Rhizome Experiment, Fall 2015

Skins in Second Life

In the online virtual world Second Life, a player creates an avatar where the player can choose its physical characterizes. This includes gender and skin, which can be altered in shade and texture. Some users make a virtual living by designing and selling skins, dominantly white or off-white colors. In choosing skins, it is reported that “persons seeking darker skins complained of the difficulty in finding them” (Boellstorff 145). While darker skins are rare to obtain, finding white skins is simple since “whiteness acted as a kind of default” (Boellstorff 145). Through skins, the idea of white supremacy is strikingly visible. Being white is expected and therefore more powerful within the virtual world to the point where it is difficult to even give your avatar a non-white complexion.
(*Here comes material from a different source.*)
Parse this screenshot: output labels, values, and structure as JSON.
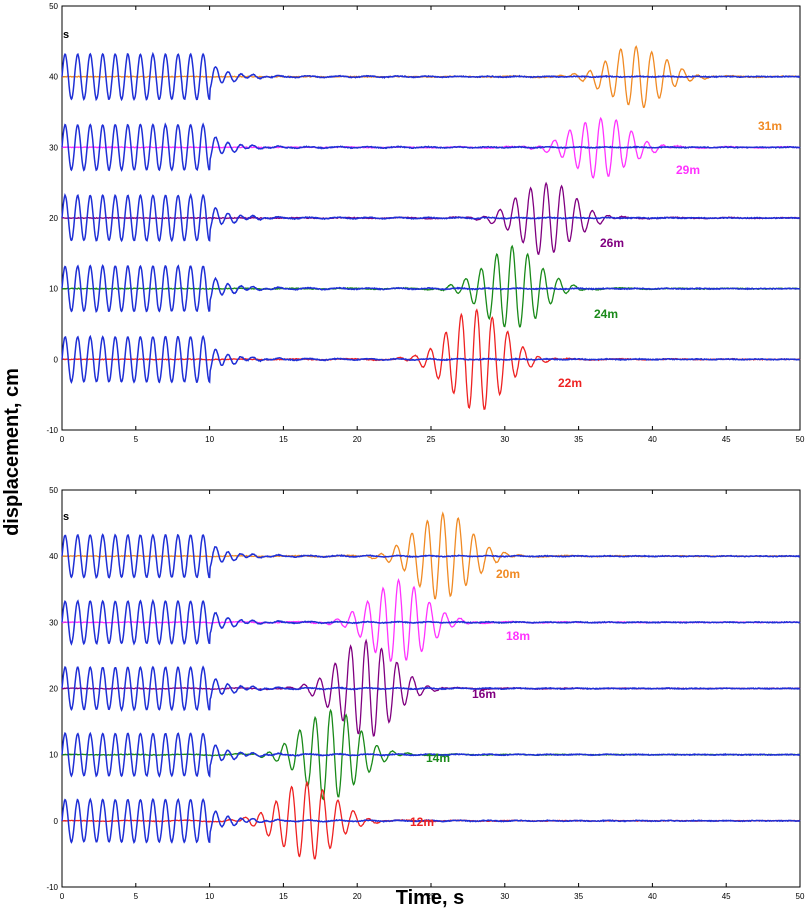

A racial hierarchy is formed in the Second Life where being black near the bottom and are not respected to the same degree. In the virtual world, the appearance of skin color causes instant prejudice and inequality similarly seen in the real world. Race is viewed as the first characteristic seen and considered before behavior, actions, and personality. If one decided to change skins to a darker shade, it would lead to racial remarks, halt in communication, and even unfriending. This racial hierarchy has existed in the real even as technology and biology has proven it wrong, as seen in Stephanie's piece on X-rays showing equal, homologous black and white images from both people of color and white,. However, this notion of color has been embedded into society as a form of power rankings that continues to exist.